For instance, today, the low-cost airline HK Express offers up to 8-12 thousand USD for Hong-Kong-based First Officers, while Captains may expect up to 17-19 thousand USD per month*. Moreover, the carrier provides wide possibilities for accumulating experience with Captains and First Officers having on average 830 and 840 productivity hours per year, respectively.
Notably, approx. 7% of the carrier’s First Officers receive an upgrade to the Captain’s position each year, meaning career opportunities for pilots with both moderate and substantial experience. All in all, with expected delivery of additional 36 Airbus A320-200s in the near future, at least 200-250 pilots can expect to get a job offer from HK Express.
“No wonder that 2/3 of Hong Kong expats reported an increase in their earnings after re-locating to HK, against the ~40% global average. Still, we understand that due to personal circumstances not every pilot is ready to move to an absolutely new country or region. But it’s always a matter of priorities, isn’t? After all, in many cases, Asian carriers pay double compared to most European or US airlines. Moreover, due to the outstanding number of pilots needed, the overall competition for jobs at Asian airlines is not as tough as back in the Old world,” says the CEO of AviationCV.com.
With regards to living costs, pilots may find that Hong Kong is actually not as expensive as is commonly believed to be. In many respects living in HK costs the same or is even cheaper than in London, New York or Paris.
For example, the average rent price of a 1 bedroom apartment outside the centre in HK is slightly above USD 1400. The prices in more remote residential areas may be even lower, particularly for the Tung Chung area which is situated not far from the Hong Kong International Airport (HKG).
In addition, the city has one of the best public transport systems out there: over 90% of all daily travels in HK are conducted on public transport (trams, MTR, busses, other). It means that having to work from the airport and spending your leisure time in the centre or the great outdoors while residing in an area in-between is not an issue.

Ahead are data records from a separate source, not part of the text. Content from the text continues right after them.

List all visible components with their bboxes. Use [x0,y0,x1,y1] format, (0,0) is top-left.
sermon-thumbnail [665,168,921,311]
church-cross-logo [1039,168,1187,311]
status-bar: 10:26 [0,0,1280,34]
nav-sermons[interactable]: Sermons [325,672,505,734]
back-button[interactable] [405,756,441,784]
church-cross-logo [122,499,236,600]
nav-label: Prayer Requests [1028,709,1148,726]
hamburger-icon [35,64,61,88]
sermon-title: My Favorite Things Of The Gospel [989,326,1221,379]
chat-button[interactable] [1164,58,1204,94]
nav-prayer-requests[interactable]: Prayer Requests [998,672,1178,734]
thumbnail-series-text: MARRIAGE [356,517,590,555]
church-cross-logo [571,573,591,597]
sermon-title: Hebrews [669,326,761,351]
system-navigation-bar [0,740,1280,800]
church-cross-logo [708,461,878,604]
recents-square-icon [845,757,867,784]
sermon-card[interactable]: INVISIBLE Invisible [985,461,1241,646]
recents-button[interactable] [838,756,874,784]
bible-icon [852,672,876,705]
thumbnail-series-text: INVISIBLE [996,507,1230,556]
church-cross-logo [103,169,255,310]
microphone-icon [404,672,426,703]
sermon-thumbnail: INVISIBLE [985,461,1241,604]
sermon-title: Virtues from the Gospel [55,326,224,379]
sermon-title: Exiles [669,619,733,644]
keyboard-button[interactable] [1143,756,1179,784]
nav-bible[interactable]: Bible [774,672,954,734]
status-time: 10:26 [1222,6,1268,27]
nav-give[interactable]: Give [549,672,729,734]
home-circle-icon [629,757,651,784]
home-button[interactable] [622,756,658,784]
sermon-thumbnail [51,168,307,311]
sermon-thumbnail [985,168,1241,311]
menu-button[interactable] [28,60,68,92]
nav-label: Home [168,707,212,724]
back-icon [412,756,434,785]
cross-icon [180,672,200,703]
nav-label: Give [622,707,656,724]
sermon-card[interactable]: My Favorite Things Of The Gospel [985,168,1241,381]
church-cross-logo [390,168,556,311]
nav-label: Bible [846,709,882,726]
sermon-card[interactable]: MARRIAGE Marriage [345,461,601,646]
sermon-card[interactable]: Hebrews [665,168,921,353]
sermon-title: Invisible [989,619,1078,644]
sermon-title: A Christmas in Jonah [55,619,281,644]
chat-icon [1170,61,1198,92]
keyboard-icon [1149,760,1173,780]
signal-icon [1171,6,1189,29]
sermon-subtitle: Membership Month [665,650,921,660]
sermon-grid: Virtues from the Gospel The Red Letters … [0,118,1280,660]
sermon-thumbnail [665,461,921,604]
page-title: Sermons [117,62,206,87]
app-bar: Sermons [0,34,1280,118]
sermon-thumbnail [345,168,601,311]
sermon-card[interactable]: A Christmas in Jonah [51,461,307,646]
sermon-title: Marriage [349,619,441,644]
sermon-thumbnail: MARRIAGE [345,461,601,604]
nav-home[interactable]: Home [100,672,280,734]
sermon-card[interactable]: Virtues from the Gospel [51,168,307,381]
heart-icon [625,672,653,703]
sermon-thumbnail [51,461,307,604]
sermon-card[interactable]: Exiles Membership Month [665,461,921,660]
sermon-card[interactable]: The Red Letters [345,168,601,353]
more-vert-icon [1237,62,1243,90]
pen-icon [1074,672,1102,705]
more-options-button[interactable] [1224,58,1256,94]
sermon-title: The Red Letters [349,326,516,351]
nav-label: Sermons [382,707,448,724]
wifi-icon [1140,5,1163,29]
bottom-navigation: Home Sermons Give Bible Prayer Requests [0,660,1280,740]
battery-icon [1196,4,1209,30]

*Note: Subjected to the monthly productivity hours
While on the topic of the great outdoors, Hong Kong has much to offer. First off, one can reach various beaches just a 20-40 minutes’ drive away from the city which is certainly not that far for a megapolis. Also, there are numerous peaks with stunning views and hiking trails. Overall, approx. 40% of the Hong Kong's terrain is reserved as country parks and nature reserves.
“At the same time, there are some disadvantages to consider. While all pilots are presumed to be perfectly healthy, their family members, for example, might not like the sub-tropical climate with temperatures rarely dropping below 15 C in winter and 30 C in summer. Also, some services may be quite expensive, like schools and medical care. But if you are planning to travel with your family, you can try to negotiate with your airline for additional allowance, particularly if you are an experienced pilot. But the rest – rent, food, night life and other spare time activities – are more affordable than in many mega-cities across the world. In addition, HK has one of the lowest crime rates out there, i.e., 2-3 times lower than in London!” comments Skaiste Knyzaite, the CEO of AviationCV.com. “In other words, if you are open to exploring new cultures and becoming a part of a never-sleeping city while working for an airline with quite a decent remuneration package – Hong Kong is the place to be.”